Abstract: This paper deals with LMMSE-based denoising scheme with a wavelet interscale model and Joint bilateral Filter in spatial domain. The proposed algorithm consists of two stages .In the first stage, a vector is represented by the wavelet coefficients at the same spatial locations at two adjacent scales and the LMMSE is applied to the vector. Compare to Orthogonal Wavelet Transform (OWT), Overcomplete Wavelet Expansion (OWE) provides better results hence it is employed.

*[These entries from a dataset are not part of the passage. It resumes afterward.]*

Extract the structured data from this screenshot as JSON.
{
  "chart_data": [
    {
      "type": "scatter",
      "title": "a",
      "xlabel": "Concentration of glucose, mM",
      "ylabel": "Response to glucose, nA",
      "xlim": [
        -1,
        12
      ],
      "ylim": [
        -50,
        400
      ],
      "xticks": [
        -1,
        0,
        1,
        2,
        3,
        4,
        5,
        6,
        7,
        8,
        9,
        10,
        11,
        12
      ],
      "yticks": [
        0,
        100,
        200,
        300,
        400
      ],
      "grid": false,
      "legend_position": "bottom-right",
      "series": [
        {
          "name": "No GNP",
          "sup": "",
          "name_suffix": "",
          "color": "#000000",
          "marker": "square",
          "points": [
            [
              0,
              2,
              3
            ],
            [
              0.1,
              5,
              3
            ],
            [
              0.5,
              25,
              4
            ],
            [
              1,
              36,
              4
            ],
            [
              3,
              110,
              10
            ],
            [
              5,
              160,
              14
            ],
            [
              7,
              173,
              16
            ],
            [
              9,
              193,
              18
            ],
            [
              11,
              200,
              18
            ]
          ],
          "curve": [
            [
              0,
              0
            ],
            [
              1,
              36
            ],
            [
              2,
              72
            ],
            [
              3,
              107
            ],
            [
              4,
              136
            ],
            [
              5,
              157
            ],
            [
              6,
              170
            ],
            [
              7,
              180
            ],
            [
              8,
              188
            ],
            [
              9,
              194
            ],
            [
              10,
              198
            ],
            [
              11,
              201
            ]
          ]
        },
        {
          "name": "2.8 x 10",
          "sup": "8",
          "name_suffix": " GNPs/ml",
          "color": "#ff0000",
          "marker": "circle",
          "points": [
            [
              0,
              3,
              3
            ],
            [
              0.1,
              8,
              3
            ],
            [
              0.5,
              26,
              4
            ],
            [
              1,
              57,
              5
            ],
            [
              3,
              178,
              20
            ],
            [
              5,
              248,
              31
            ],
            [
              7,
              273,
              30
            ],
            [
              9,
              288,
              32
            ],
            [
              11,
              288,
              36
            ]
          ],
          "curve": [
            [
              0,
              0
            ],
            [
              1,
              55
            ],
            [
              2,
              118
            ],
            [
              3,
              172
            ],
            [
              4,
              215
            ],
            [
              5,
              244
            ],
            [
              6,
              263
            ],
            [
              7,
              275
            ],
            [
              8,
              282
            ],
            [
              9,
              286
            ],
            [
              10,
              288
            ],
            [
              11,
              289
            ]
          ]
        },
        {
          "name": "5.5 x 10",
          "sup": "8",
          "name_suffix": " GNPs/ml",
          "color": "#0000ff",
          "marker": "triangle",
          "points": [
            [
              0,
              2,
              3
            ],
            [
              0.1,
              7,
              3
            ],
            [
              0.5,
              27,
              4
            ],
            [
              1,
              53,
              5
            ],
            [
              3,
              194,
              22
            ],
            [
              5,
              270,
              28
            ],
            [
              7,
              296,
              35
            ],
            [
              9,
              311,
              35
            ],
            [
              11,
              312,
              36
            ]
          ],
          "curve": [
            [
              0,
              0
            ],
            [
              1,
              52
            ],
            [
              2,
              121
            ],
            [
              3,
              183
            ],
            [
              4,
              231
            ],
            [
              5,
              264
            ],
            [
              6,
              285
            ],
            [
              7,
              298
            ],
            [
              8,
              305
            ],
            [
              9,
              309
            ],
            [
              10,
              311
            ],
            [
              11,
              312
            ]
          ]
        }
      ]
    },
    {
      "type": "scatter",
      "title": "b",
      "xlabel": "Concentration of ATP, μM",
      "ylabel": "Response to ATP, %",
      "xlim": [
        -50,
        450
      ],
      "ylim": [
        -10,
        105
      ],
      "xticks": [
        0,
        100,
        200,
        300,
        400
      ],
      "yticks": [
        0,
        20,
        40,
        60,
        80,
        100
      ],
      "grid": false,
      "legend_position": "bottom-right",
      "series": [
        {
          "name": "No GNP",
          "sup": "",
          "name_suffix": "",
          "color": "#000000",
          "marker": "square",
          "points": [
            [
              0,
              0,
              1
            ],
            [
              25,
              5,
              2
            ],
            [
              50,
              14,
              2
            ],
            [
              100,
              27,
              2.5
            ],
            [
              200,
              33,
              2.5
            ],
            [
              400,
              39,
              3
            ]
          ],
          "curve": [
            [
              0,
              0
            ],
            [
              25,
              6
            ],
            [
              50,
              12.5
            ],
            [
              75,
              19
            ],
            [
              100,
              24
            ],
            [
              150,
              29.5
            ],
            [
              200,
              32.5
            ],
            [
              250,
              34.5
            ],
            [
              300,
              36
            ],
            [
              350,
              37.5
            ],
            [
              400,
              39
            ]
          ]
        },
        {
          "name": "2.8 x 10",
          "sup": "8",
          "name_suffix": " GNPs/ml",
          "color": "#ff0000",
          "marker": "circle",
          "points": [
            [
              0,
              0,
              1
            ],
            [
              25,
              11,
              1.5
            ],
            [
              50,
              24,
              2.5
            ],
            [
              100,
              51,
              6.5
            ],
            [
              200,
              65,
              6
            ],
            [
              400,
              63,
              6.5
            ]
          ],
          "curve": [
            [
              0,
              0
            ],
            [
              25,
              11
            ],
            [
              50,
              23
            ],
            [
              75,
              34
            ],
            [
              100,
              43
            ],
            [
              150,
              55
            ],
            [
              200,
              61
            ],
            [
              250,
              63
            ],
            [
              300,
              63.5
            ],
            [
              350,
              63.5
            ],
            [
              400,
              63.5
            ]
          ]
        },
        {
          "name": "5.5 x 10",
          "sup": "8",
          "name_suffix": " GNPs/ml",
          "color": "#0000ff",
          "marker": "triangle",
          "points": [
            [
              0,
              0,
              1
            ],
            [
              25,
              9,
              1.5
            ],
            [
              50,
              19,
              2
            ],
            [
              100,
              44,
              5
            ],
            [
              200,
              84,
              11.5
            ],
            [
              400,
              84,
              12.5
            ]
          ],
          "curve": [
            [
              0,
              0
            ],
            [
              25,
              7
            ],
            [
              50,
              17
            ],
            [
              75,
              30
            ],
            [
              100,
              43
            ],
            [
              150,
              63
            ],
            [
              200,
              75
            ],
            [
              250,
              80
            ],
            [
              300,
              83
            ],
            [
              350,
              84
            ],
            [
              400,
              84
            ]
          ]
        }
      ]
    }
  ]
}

While applying the LMMSE rule, the important features in an image like edges, curves and textures can be identified. Also spatial domain method output provides a high quality denoising image than wavelet method with fewer artifacts; hence this wavelet domain output as a reference image for the Joint Bilateral Filter (JBF) .By using this reference image and the non-linear combination of information of adjacent pixel, the edge details of the images can be preserved in a well manner. The experimental results prove that the proposed approach is competitive when compared to other denoising methods in reducing various types of noise. Also the proposed algorithm outperforms other methods both visually and in case of objective quality peak-signal-to-noise ratio (PSNR).

Keywords: Image Denoising; Joint Bilateral Filter; Multiscale LMMSE; Interscale Wavelet Model.